There was however, light at the end of that tunnel. The next year was radically different: we were different, the kids behaved differently around us, and we responded differently to their misbehaviours. It was just . . . different! Easier, perhaps because we now had a sense of ownership as the kids knew our faces, and the positive relationships we built with them paid off. In short, you may be a screaming NQT now, but you won’t be next year. If you are (and everyone else isn’t) then you are probably at a school which doesn’t quite suit you.

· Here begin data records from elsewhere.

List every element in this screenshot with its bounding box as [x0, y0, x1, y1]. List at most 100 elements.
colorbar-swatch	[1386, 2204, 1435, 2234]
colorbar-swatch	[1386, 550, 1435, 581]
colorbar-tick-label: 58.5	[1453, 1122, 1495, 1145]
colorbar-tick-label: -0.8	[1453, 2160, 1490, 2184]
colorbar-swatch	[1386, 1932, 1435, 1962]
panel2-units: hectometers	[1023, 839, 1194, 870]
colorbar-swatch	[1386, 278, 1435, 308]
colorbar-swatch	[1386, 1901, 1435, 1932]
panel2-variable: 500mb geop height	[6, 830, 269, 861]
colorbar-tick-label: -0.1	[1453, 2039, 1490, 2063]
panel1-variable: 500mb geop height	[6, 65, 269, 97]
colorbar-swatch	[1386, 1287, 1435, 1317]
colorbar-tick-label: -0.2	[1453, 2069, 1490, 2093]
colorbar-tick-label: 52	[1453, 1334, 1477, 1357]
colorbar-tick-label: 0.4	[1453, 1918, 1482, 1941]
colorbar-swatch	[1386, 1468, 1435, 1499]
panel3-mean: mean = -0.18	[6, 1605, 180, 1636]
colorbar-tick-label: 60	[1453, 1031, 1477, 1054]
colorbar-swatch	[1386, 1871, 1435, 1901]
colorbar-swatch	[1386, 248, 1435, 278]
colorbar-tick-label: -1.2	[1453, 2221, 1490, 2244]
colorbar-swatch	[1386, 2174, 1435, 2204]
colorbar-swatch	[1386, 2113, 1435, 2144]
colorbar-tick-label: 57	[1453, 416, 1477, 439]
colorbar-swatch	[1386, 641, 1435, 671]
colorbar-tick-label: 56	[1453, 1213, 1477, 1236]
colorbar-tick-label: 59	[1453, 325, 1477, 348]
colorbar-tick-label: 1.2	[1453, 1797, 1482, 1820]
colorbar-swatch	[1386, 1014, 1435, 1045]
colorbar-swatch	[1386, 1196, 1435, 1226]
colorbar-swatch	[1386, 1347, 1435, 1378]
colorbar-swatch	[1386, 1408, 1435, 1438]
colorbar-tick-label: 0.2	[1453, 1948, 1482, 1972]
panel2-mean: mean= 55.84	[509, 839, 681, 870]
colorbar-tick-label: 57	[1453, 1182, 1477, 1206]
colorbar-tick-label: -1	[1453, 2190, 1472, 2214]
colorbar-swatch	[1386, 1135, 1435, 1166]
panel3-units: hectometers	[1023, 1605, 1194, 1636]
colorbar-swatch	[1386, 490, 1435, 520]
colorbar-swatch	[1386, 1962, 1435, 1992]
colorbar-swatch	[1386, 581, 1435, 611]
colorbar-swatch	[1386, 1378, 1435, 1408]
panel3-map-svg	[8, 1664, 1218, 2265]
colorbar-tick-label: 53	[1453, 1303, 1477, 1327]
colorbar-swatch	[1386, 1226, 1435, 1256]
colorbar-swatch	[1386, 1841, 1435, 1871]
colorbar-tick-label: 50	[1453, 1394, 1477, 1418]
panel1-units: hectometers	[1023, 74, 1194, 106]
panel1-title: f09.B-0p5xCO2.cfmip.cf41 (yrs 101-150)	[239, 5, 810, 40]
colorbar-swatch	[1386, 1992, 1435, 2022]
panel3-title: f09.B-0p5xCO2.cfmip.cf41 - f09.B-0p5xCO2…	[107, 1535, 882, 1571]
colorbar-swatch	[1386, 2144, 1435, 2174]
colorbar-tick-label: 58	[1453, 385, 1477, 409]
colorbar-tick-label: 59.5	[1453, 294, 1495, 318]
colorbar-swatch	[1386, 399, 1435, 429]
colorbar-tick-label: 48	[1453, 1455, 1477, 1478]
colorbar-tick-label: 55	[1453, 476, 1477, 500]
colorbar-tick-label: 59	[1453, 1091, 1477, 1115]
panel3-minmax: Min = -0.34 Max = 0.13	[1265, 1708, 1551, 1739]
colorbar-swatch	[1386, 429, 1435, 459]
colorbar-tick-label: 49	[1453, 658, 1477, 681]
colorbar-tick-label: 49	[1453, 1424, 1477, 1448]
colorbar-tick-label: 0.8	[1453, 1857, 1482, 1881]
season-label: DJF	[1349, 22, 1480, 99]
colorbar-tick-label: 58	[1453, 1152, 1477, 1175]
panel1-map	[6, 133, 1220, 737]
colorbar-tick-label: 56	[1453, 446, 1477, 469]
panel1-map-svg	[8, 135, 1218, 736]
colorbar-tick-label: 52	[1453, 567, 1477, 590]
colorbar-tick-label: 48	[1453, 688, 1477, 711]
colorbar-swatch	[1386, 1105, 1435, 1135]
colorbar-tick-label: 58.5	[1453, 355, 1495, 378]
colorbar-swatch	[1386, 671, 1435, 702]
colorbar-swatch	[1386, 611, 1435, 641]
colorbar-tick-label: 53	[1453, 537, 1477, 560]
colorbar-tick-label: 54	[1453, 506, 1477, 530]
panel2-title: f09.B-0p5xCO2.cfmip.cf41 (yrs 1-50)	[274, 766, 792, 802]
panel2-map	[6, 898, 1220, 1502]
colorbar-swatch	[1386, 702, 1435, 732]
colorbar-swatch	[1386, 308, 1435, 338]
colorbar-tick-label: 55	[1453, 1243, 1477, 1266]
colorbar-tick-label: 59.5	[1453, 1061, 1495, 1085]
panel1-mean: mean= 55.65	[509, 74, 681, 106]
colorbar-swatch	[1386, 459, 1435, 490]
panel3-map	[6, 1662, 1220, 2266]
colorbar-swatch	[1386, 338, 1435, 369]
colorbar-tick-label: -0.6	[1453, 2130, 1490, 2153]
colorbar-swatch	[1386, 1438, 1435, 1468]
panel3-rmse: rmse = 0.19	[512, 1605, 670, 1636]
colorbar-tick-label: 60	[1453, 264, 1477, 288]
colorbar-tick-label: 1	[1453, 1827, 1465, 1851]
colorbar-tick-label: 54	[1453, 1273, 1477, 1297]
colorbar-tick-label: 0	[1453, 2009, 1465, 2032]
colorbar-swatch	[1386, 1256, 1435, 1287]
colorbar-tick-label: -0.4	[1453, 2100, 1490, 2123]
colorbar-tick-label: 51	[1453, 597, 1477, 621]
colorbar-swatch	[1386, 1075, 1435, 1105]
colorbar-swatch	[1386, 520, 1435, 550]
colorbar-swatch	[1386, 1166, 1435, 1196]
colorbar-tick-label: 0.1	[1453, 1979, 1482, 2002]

- You will be under less scrutiny
Unless you end up working at some callous Academy that treats all of its staff with the highest level of professional distrust, you will be under a lot less scrutiny post NQT year. Much of the stress in teaching is due to the constant hoop-jumping or the perception that you have to perform for someone else. As one RQT so eloquently put it: ‘They’re gonna get a basic lesson. I’m fed up of bending over and blowing bubbles through my arse.’
- You will kick people out of your life
Sound harsh? Well sometimes it is necessary. I’m referring to the people who just don’t get it. No matter what you say, or how tired/anxious/stressed you obviously are, they insist that teachers are just moaners or glorified babysitters. I’m not referring to your sarcastic non-teaching friends, rather to the people who say it and mean it. Kick them out of your life. After reading this blog, delete their number. Then, if ever they text you, reply with: ‘Sorry- who is this.’ Teaching is stressful enough, you don’t need avoidable negativity.
- And finally . . .
The longer you’ve been teaching for, the more of these you will rack up and they will make the tough times easier. Stay positive!